Sen. Lisa Murkowski (R-AK) |
Particularly for Republicans, moderation of any kind is seen as a sign of weakness, and in the Trump Era, a sign of betrayal by the leader of the party. You saw this happen this past year, where House incumbents like Jaime Herrera Beutler & Peter Meijer lost primaries that ultimately went to the Democrats in the general, Republicans willing to sacrifice seats solely as an appeasement to the former president.
Which makes what happened this past week in Alaska all the more remarkable. As was anticipated by polling, Sen. Lisa Murkowski (R-AK) and Rep. Mary Peltola (D-AK) both won reelection to the next Congress. But both did so with a shockingly similar coalition despite coming from completely different parties. This is basically unheard of in modern politics. While crossover voting happens, surely (compare Nan Whaley's numbers to Tim Ryan's in Ohio this past cycle, or look at how Wisconsin, Kansas, & Nevada all elected different parties for Governor vs. Senator), it's very rare that a candidate like Murkowski exists. While Peltola is doing what people normally associate with a red-state Democrat (aka hold your entire base, and try to pick off as many independents and moderates as possible from the other party), Murkowski basically did the same thing...with the same voters.
Murkowski did not hold the Republican base-she lost it to a conservative challenger Kelly Tshibaka. Murkowski won by holding pretty much all Democrats, either in the first or the second round of voting (but honestly, more so in the first as Democrat Pat Chesbro only got 10.3% of the vote).
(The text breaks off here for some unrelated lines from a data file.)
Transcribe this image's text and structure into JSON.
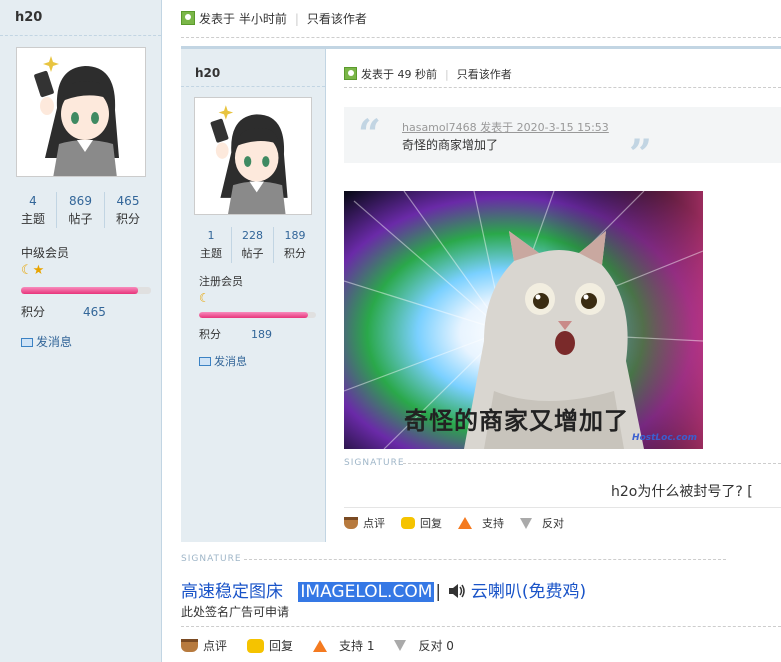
{
  "outer_author": {
    "name": "h20",
    "stats": [
      {
        "num": "4",
        "label": "主题"
      },
      {
        "num": "869",
        "label": "帖子"
      },
      {
        "num": "465",
        "label": "积分"
      }
    ],
    "group": "中级会员",
    "credit_label": "积分",
    "credit_value": "465",
    "progress": 0.9,
    "message_label": "发消息"
  },
  "outer_post": {
    "posted_label": "发表于 半小时前",
    "only_author": "只看该作者"
  },
  "nested_author": {
    "name": "h20",
    "stats": [
      {
        "num": "1",
        "label": "主题"
      },
      {
        "num": "228",
        "label": "帖子"
      },
      {
        "num": "189",
        "label": "积分"
      }
    ],
    "group": "注册会员",
    "credit_label": "积分",
    "credit_value": "189",
    "progress": 0.93,
    "message_label": "发消息"
  },
  "nested_post": {
    "posted_label": "发表于 49 秒前",
    "only_author": "只看该作者",
    "quote_line1": "hasamol7468 发表于 2020-3-15 15:53",
    "quote_line2": "奇怪的商家增加了",
    "meme_caption": "奇怪的商家又增加了",
    "meme_watermark": "HostLoc.com",
    "signature_label": "SIGNATURE",
    "signature_text": "h2o为什么被封号了? [",
    "actions": [
      {
        "label": "点评"
      },
      {
        "label": "回复"
      },
      {
        "label": "支持"
      },
      {
        "label": "反对"
      }
    ]
  },
  "outer_signature": {
    "label": "SIGNATURE",
    "link1": "高速稳定图床",
    "link2": "IMAGELOL.COM",
    "separator": "|",
    "link3": "云喇叭(免费鸡)",
    "note": "此处签名广告可申请"
  },
  "outer_actions": [
    {
      "label": "点评"
    },
    {
      "label": "回复"
    },
    {
      "label": "支持 1"
    },
    {
      "label": "反对 0"
    }
  ]
}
Keep in mind that Joe Biden won 42% of the vote in Alaska, Hillary Clinton won 37%, and in 2012 Barack Obama got 41%. Somewhere around 40% of the state regularly votes for Democrats on a presidential level. If Chesbro is only getting 10% of the vote, it stands to reason that 75-80% of Democrats voted for Murkowski on the first ballot, and virtually all of them did on the second ballot. With Republicans on average getting about 50-55% of the vote in presidential elections the past three cycles, Murkowski was just elected with likely 95% of the people who voted for Joe Biden in 2020 and maybe 20% of the voters who went for Trump. Put simply-she won because Democrats elected her, not Republicans.
That doesn't happen anywhere else. The only other person who is in that same league of that is Joe Manchin, and doing some quick math even he got elected more so because of Biden voters than because of Trump voters. This used to not always be the case-in the 1980's, Reagan voters gave overwhelming majorities to a number of Southern Democrats. But Murkowski now stands apart as a unicorn in Congress, someone who holds her seat almost exclusively thanks to the other party.
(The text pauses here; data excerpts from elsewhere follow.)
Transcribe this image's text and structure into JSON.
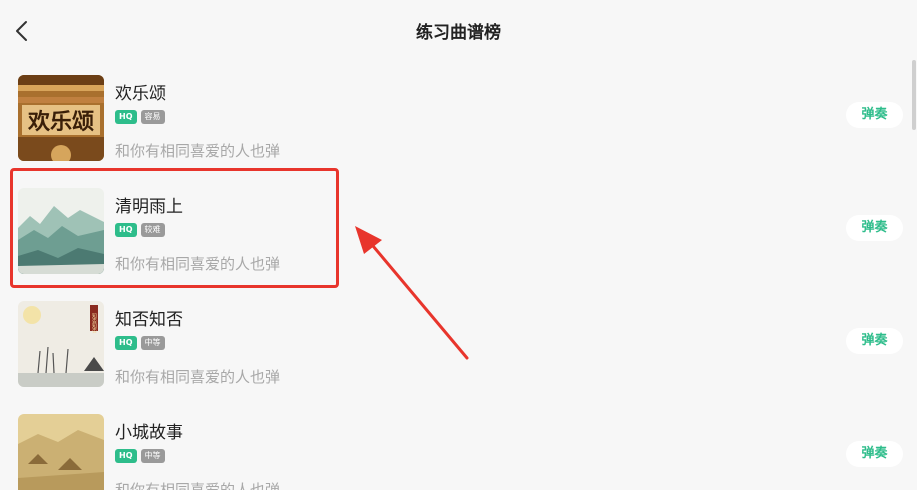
{
  "header": {
    "title": "练习曲谱榜",
    "back_icon": "chevron-left-icon"
  },
  "songs": [
    {
      "title": "欢乐颂",
      "hq": "HQ",
      "difficulty": "容易",
      "desc": "和你有相同喜爱的人也弹",
      "play": "弹奏",
      "cover_text": "欢乐颂"
    },
    {
      "title": "清明雨上",
      "hq": "HQ",
      "difficulty": "较难",
      "desc": "和你有相同喜爱的人也弹",
      "play": "弹奏"
    },
    {
      "title": "知否知否",
      "hq": "HQ",
      "difficulty": "中等",
      "desc": "和你有相同喜爱的人也弹",
      "play": "弹奏",
      "cover_text": "知否知否"
    },
    {
      "title": "小城故事",
      "hq": "HQ",
      "difficulty": "中等",
      "desc": "和你有相同喜爱的人也弹",
      "play": "弹奏"
    }
  ],
  "annotation": {
    "highlight_color": "#e8352c",
    "arrow_color": "#e8352c"
  },
  "colors": {
    "accent": "#2ebd8b",
    "background": "#f7f7f7",
    "muted_text": "#a8a8a8"
  }
}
This isn't the first time this has happened, it's worth noting. Murkowski won in 2016 due to a number of Democratic defections (though you could make a mathematical argument that it was close to 50/50 between Clinton voters & Trump voters, which is still more than a crossover phenomenon like Manchin), while in 2010 she won with roughly half of her voters being probable Obama voters. This is quick math, it's worth noting (a secret ballot makes it impossible to get this number precisely), but she's the only current member of Congress with this pattern, and it's worth asking two questions about these results: first, what are Democrats getting out of this relationship, and two, would Murkowski ever switch parties?
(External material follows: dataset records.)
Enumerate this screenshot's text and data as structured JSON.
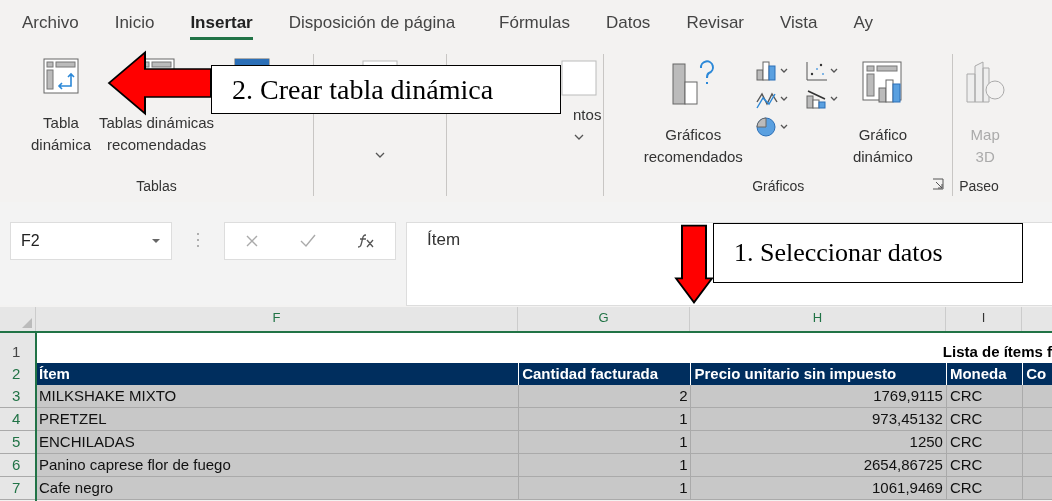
{
  "tabs": [
    {
      "label": "Archivo",
      "selected": false
    },
    {
      "label": "Inicio",
      "selected": false
    },
    {
      "label": "Insertar",
      "selected": true
    },
    {
      "label": "Disposición de página",
      "selected": false
    },
    {
      "label": "Fórmulas",
      "selected": false
    },
    {
      "label": "Datos",
      "selected": false
    },
    {
      "label": "Revisar",
      "selected": false
    },
    {
      "label": "Vista",
      "selected": false
    },
    {
      "label": "Ay",
      "selected": false
    }
  ],
  "ribbon": {
    "tablas": {
      "label": "Tablas",
      "pivot": [
        "Tabla",
        "dinámica"
      ],
      "recommended": [
        "Tablas dinámicas",
        "recomendadas"
      ]
    },
    "complementos": {
      "label_visible": "ntos"
    },
    "graficos": {
      "label": "Gráficos",
      "recommended": [
        "Gráficos",
        "recomendados"
      ],
      "pivot_chart": [
        "Gráfico",
        "dinámico"
      ]
    },
    "paseo": {
      "label": "Paseo",
      "map": [
        "Map",
        "3D"
      ]
    }
  },
  "formula_bar": {
    "name_box": "F2",
    "value": "Ítem"
  },
  "sheet": {
    "columns": [
      "F",
      "G",
      "H",
      "I"
    ],
    "title_row": {
      "number": "1",
      "text": "Lista de ítems f"
    },
    "header": {
      "number": "2",
      "cells": [
        "Ítem",
        "Cantidad facturada",
        "Precio unitario sin impuesto",
        "Moneda",
        "Co"
      ]
    },
    "rows": [
      {
        "number": "3",
        "cells": [
          "MILKSHAKE MIXTO",
          "2",
          "1769,9115",
          "CRC"
        ]
      },
      {
        "number": "4",
        "cells": [
          "PRETZEL",
          "1",
          "973,45132",
          "CRC"
        ]
      },
      {
        "number": "5",
        "cells": [
          "ENCHILADAS",
          "1",
          "1250",
          "CRC"
        ]
      },
      {
        "number": "6",
        "cells": [
          "Panino caprese flor de fuego",
          "1",
          "2654,86725",
          "CRC"
        ]
      },
      {
        "number": "7",
        "cells": [
          "Cafe negro",
          "1",
          "1061,9469",
          "CRC"
        ]
      }
    ]
  },
  "callouts": [
    {
      "text": "2. Crear tabla dinámica"
    },
    {
      "text": "1. Seleccionar datos"
    }
  ]
}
Murkowski with fellow moderate Sen. Joe Manchin (D-WV) |
The second question, I think, is one that will be intriguing over the next six years. Alaska Republicans clearly don't like Murkowski-the only reason she has a job is Ranked-Choice Voting, and as the GOP is not moderating, she's going to either have to shift to the right (in a similar fashion to Susan Collins) or she's going to continue to look out-of-step. Peltola's victory, especially if she can repeat in 2024, is something she can keep an eye on. Alaska is one of the most independent states in the country (their legislatures are frequently coalition governments in a way pretty much no other state can achieve for longer than a term), and if they are willing to vote entirely for the person rather than the party, there's a lot to be gained from Murkowski moving to the Democrats, particularly if she can work out an arrangement with Chuck Schumer about energy policy, the one issue that she is the most to the right of an average Democrat. She has six years to think about it, obviously (during which time she'll be able to see how Biden, Peltola, and her fellow senator Dan Sullivan fare in their reelection bids), and at 65-years-old it's hard to tell if she's the sort of candidate that will want to be an octogenarian in the Senate (she may well have just survived her last reelection bid), but this is an avenue I hope that Schumer & Senate Democrats are keeping open. In a map where just 1-2 seats can make the difference, Democrats being able to grab a seat in state like Alaska would be worth pretty much any price they had to pay.